The more we work the steps, the more we realize that the only person ever really getting in our way is us. It can be shocking to learn this information about ourselves, as it is often ingrained in us to point the finger. It used to be so much easier to place blame than it was to admit our own faults.

If we truly want to live a healthy life in recovery, we have to start seeing our anger as what it is. It is a messenger that we are in some way, shape, or form, afraid. The two most common reasons we feel fear are:

  • We are going to lose something we have
  • We are not going to get something we want

When anything conflicts with our ability to feel safe in those regards, we often lash out in anger, often due to the fact that it was a defense mechanism that had worked for us in the past.

Those of us who thought we were laid back and easy going will finally begin to see the ways in which we use passive-aggressive, people pleasing, and “keeping score” behaviors as a way of expressing anger. We learn that it no longer works for us.

Those of us who explode into a rage when they are disturbed will see that it no longer works for them.

So how do we manage our anger when we finally want to stay physically, mentally, and most importantly, emotionally sober?

Managing Anger without Substances

An old-timer once told me, “You can work any of the steps that start with the number 1, regardless of where you are in your step work.” What she was so gently and lovingly trying to say, as I was furious over a failed relationship at 30 days sober (surprise), was that if I am not surrendering, meditating, and helping others, I am going to remain miserable.
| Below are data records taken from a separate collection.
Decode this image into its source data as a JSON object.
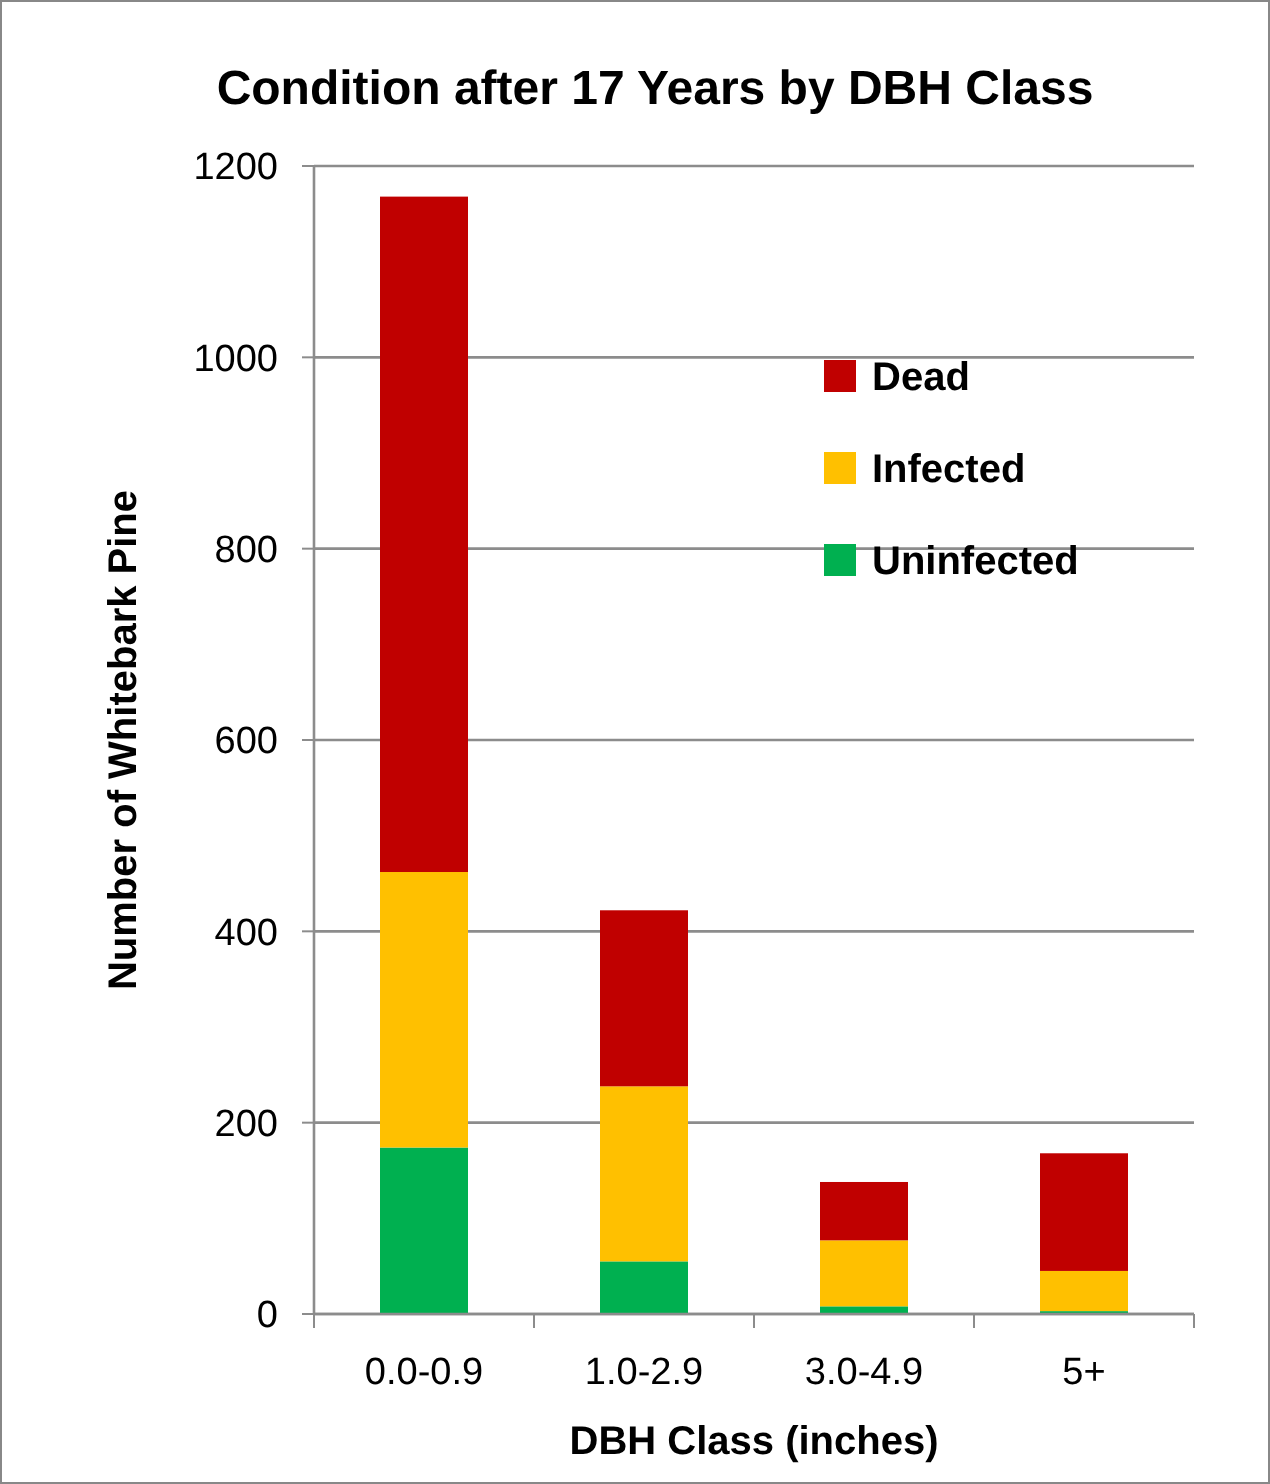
{
  "chart_data": {
    "type": "bar",
    "title": "Condition after 17 Years by DBH Class",
    "xlabel": "DBH Class (inches)",
    "ylabel": "Number of Whitebark Pine",
    "categories": [
      "0.0-0.9",
      "1.0-2.9",
      "3.0-4.9",
      "5+"
    ],
    "stacked": true,
    "series": [
      {
        "name": "Uninfected",
        "color": "#00b050",
        "values": [
          174,
          55,
          8,
          3
        ]
      },
      {
        "name": "Infected",
        "color": "#ffc000",
        "values": [
          288,
          183,
          69,
          42
        ]
      },
      {
        "name": "Dead",
        "color": "#c00000",
        "values": [
          706,
          184,
          61,
          123
        ]
      }
    ],
    "ylim": [
      0,
      1200
    ],
    "yticks": [
      0,
      200,
      400,
      600,
      800,
      1000,
      1200
    ],
    "grid": "y",
    "legend": "top right"
  }
}
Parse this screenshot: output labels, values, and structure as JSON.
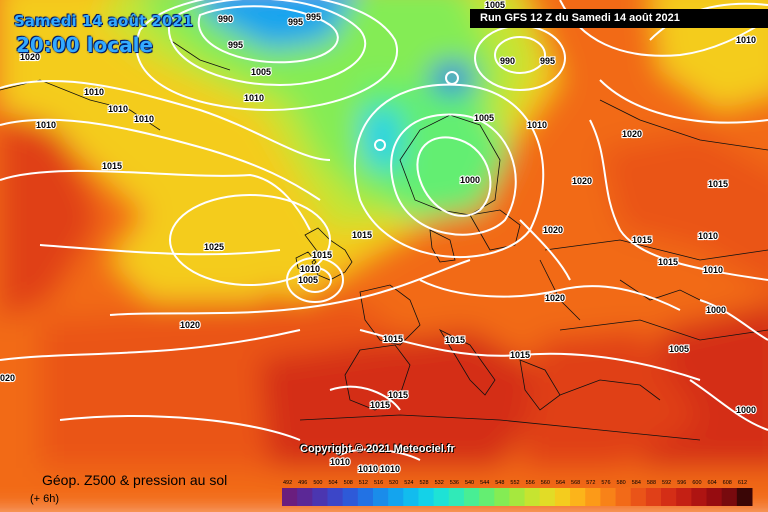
{
  "header": {
    "date_line": "Samedi 14 août 2021",
    "time_line": "20:00 locale",
    "run_label": "Run GFS 12 Z du Samedi 14 août 2021"
  },
  "footer": {
    "copyright": "Copyright © 2021 Meteociel.fr",
    "title": "Géop. Z500 & pression au sol",
    "subtitle": "(+ 6h)"
  },
  "legend": {
    "ticks": [
      "492",
      "496",
      "500",
      "504",
      "508",
      "512",
      "516",
      "520",
      "524",
      "528",
      "532",
      "536",
      "540",
      "544",
      "548",
      "552",
      "556",
      "560",
      "564",
      "568",
      "572",
      "576",
      "580",
      "584",
      "588",
      "592",
      "596",
      "600",
      "604",
      "608",
      "612"
    ],
    "colors": [
      "#6a1e7e",
      "#5b2896",
      "#4b36b0",
      "#3c46c8",
      "#2e5ad8",
      "#2272e4",
      "#1a8cea",
      "#14a4ee",
      "#12bcee",
      "#14d2e8",
      "#1ee2d6",
      "#30eab8",
      "#48ee94",
      "#64ee72",
      "#84ec54",
      "#a6e83e",
      "#c6e430",
      "#e2dc26",
      "#f4cc1e",
      "#fcb41a",
      "#fc9a18",
      "#f88218",
      "#f26a18",
      "#ea5418",
      "#e04018",
      "#d42e16",
      "#c42014",
      "#ae1412",
      "#960c10",
      "#780a0e",
      "#3a0606"
    ]
  },
  "pressure_labels": [
    {
      "id": "990-a",
      "text": "990"
    },
    {
      "id": "995-a",
      "text": "995"
    },
    {
      "id": "995-b",
      "text": "995"
    },
    {
      "id": "995-c",
      "text": "995"
    },
    {
      "id": "1020-nw",
      "text": "1020"
    },
    {
      "id": "1005-a",
      "text": "1005"
    },
    {
      "id": "1010-a",
      "text": "1010"
    },
    {
      "id": "1010-b",
      "text": "1010"
    },
    {
      "id": "1010-c",
      "text": "1010"
    },
    {
      "id": "1010-d",
      "text": "1010"
    },
    {
      "id": "1010-e",
      "text": "1010"
    },
    {
      "id": "1015-atl",
      "text": "1015"
    },
    {
      "id": "1025-atl",
      "text": "1025"
    },
    {
      "id": "1020-atl",
      "text": "1020"
    },
    {
      "id": "1020-w",
      "text": "020"
    },
    {
      "id": "990-n",
      "text": "990"
    },
    {
      "id": "995-n",
      "text": "995"
    },
    {
      "id": "1005-top",
      "text": "1005"
    },
    {
      "id": "1010-ne",
      "text": "1010"
    },
    {
      "id": "1005-nor",
      "text": "1005"
    },
    {
      "id": "1010-nor",
      "text": "1010"
    },
    {
      "id": "1000-scan",
      "text": "1000"
    },
    {
      "id": "1020-ru",
      "text": "1020"
    },
    {
      "id": "1020-ru2",
      "text": "1020"
    },
    {
      "id": "1015-ru",
      "text": "1015"
    },
    {
      "id": "1020-bal",
      "text": "1020"
    },
    {
      "id": "1015-bal",
      "text": "1015"
    },
    {
      "id": "1010-ru",
      "text": "1010"
    },
    {
      "id": "1015-e",
      "text": "1015"
    },
    {
      "id": "1010-e2",
      "text": "1010"
    },
    {
      "id": "1000-e",
      "text": "1000"
    },
    {
      "id": "1015-uk",
      "text": "1015"
    },
    {
      "id": "1010-uk",
      "text": "1010"
    },
    {
      "id": "1005-uk",
      "text": "1005"
    },
    {
      "id": "1015-nl",
      "text": "1015"
    },
    {
      "id": "1020-pl",
      "text": "1020"
    },
    {
      "id": "1015-fr",
      "text": "1015"
    },
    {
      "id": "1015-ch",
      "text": "1015"
    },
    {
      "id": "1015-bk",
      "text": "1015"
    },
    {
      "id": "1005-tr",
      "text": "1005"
    },
    {
      "id": "1015-es",
      "text": "1015"
    },
    {
      "id": "1015-es2",
      "text": "1015"
    },
    {
      "id": "1000-me",
      "text": "1000"
    },
    {
      "id": "1010-af",
      "text": "1010"
    },
    {
      "id": "1010-af2",
      "text": "1010"
    },
    {
      "id": "1010-af3",
      "text": "1010"
    }
  ]
}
So when we experience anger, anxiety, stress, fear, loneliness, depression, we have 12 steps to show us the way through. If you have called your sponsor, worked a step on it, meditated, prayed, and still feel angry, it is time to move.

 

  • Work with another alcoholic – If you’re new and haven’t worked your steps, then just talk. Talk it out with someone you trust. Talk with someone who has worked their steps. This will usually provide you with a different perspective, some hard truth, or someone to just listen.
  • ExerciseGet your body moving. Move a muscle, change a thought. When nothing else is working at that moment, go for a run, a walk, climb a tree, punch a pillow, whatever you need to do to move the energy around in your body. Release some of those endorphins, get a sweat going, get your heart racing in a good way.
  • Get a Hobby  – Have you ever wanted to start painting, playing an instrument, gardening, knitting, hell, birdwatching? I discovered rock climbing in sobriety, both a hobby and my favorite exercise. It moves my body, it challenges my mind, and I can do it alone or with friends. It gets me out of myself for a little while and allows me to focus on something besides my own problems.

 

Whichever way you experience anger, the time will come where abusing substances is no longer a viable option for quieting it. The good news is that we have a program for living that was designed specifically for those situations.